Alors, il y a eu Desperado, des collectifs Enervé et Tristero, qui a été capté par la RTBF. On avait déjà une captation que nous avions faite pour la diffusion du spectacle. Donc notre idée était de faire autre chose. On voulait tourner en dehors d’une salle de théâtre, mais ça n’a pas été possible pour diverses raisons de temps et de moyens techniques. Finalement la captation a eu lieu sur la scène du Grand Varia. L’équipe de la RTBF a quand même réussi à filmer le spectacle un peu comme au cinéma, en se mettant sur le plateau avec les acteurs. On aurait préféré que ça se tourne ailleurs parce que le théâtre ça se vit dans une salle mais si c’est pour le filmer, la salle n’a aucun intérêt. Mais bon.

Avec Rien de spécial + Enervé, vous avez l’habitude de travailler sur le décalage entre le quotidien et la fiction. Aujourd’hui que la réalité ressemble très fort à une fiction, ce doit être compliqué de retrouver ce décalage…  Comment se prépare votre prochain spectacle ?  

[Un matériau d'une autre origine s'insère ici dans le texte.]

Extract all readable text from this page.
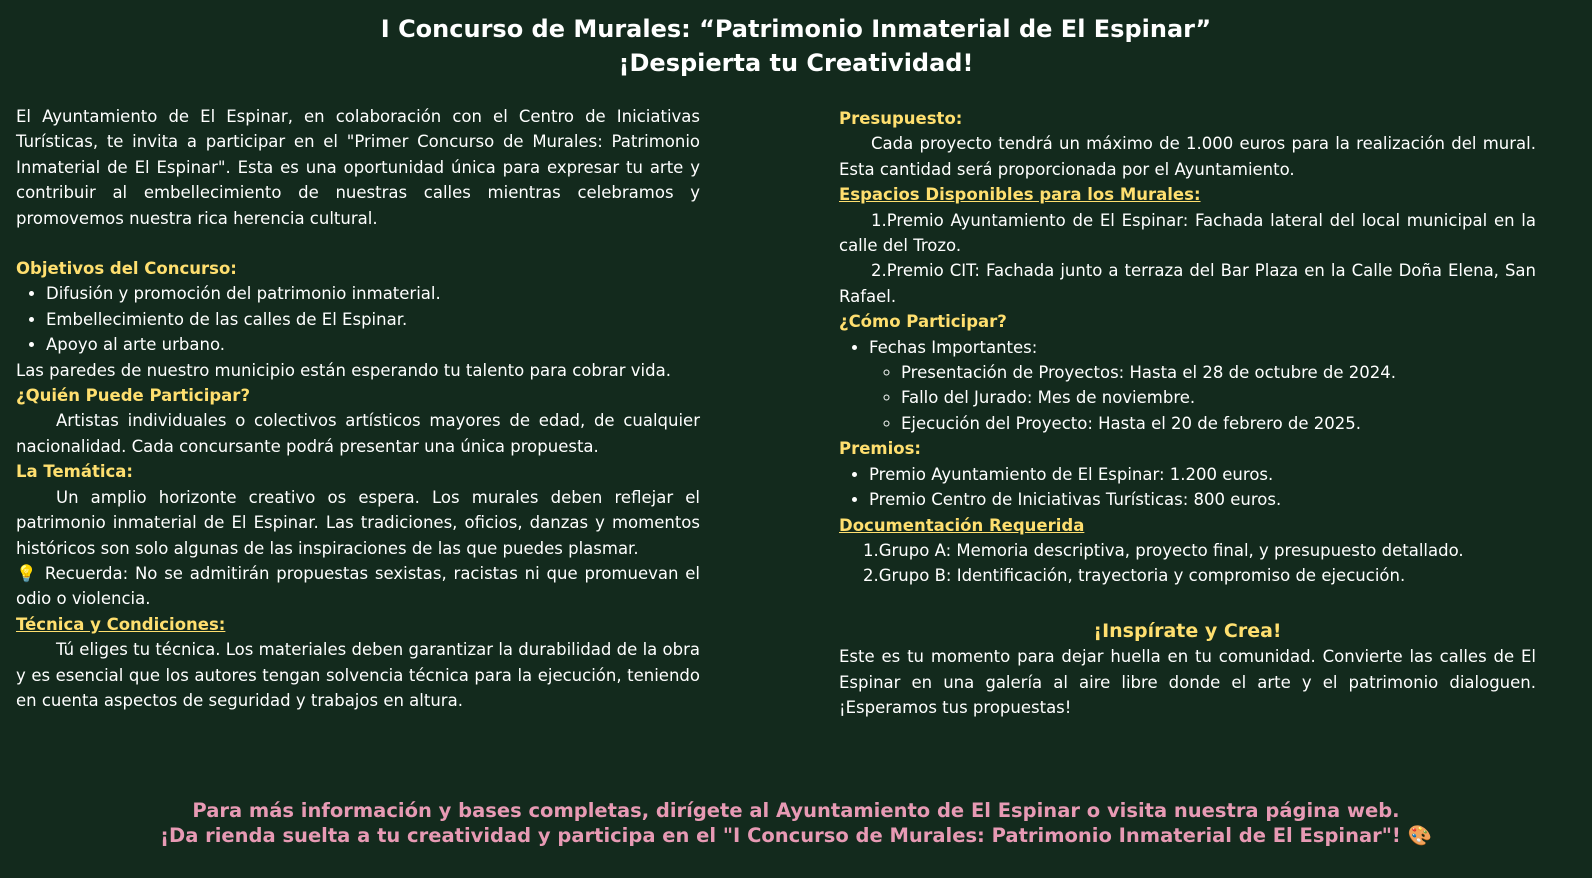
I Concurso de Murales: “Patrimonio Inmaterial de El Espinar”
¡Despierta tu Creatividad!

El Ayuntamiento de El Espinar, en colaboración con el Centro de Iniciativas Turísticas, te invita a participar en el "Primer Concurso de Murales: Patrimonio Inmaterial de El Espinar". Esta es una oportunidad única para expresar tu arte y contribuir al embellecimiento de nuestras calles mientras celebramos y promovemos nuestra rica herencia cultural.

Objetivos del Concurso:

• Difusión y promoción del patrimonio inmaterial.
• Embellecimiento de las calles de El Espinar.
• Apoyo al arte urbano.

Las paredes de nuestro municipio están esperando tu talento para cobrar vida.

¿Quién Puede Participar?

Artistas individuales o colectivos artísticos mayores de edad, de cualquier nacionalidad. Cada concursante podrá presentar una única propuesta.

La Temática:

Un amplio horizonte creativo os espera. Los murales deben reflejar el patrimonio inmaterial de El Espinar. Las tradiciones, oficios, danzas y momentos históricos son solo algunas de las inspiraciones de las que puedes plasmar.

💡 Recuerda: No se admitirán propuestas sexistas, racistas ni que promuevan el odio o violencia.

Técnica y Condiciones:

Tú eliges tu técnica. Los materiales deben garantizar la durabilidad de la obra y es esencial que los autores tengan solvencia técnica para la ejecución, teniendo en cuenta aspectos de seguridad y trabajos en altura.

Presupuesto:

Cada proyecto tendrá un máximo de 1.000 euros para la realización del mural. Esta cantidad será proporcionada por el Ayuntamiento.

Espacios Disponibles para los Murales:

1.Premio Ayuntamiento de El Espinar: Fachada lateral del local municipal en la calle del Trozo.

2.Premio CIT: Fachada junto a terraza del Bar Plaza en la Calle Doña Elena, San Rafael.

¿Cómo Participar?

• Fechas Importantes:
◦ Presentación de Proyectos: Hasta el 28 de octubre de 2024.
◦ Fallo del Jurado: Mes de noviembre.
◦ Ejecución del Proyecto: Hasta el 20 de febrero de 2025.

Premios:

• Premio Ayuntamiento de El Espinar: 1.200 euros.
• Premio Centro de Iniciativas Turísticas: 800 euros.

Documentación Requerida

1.Grupo A: Memoria descriptiva, proyecto final, y presupuesto detallado.

2.Grupo B: Identificación, trayectoria y compromiso de ejecución.

¡Inspírate y Crea!

Este es tu momento para dejar huella en tu comunidad. Convierte las calles de El Espinar en una galería al aire libre donde el arte y el patrimonio dialoguen. ¡Esperamos tus propuestas!

Para más información y bases completas, dirígete al Ayuntamiento de El Espinar o visita nuestra página web.
¡Da rienda suelta a tu creatividad y participa en el "I Concurso de Murales: Patrimonio Inmaterial de El Espinar"! 🎨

On a envie de garder un côté très théâtral, et surtout faire sentir au public qu’il est indispensable à la représentation. C’est ce qui est au cœur de notre recherche pour l’instant.

Pour l’instant, l’action se situe dans la période préhistorique. On est en pleine fiction, mais le réel va redébouler dans cette fiction. De quelle manière ? On est encore en recherche…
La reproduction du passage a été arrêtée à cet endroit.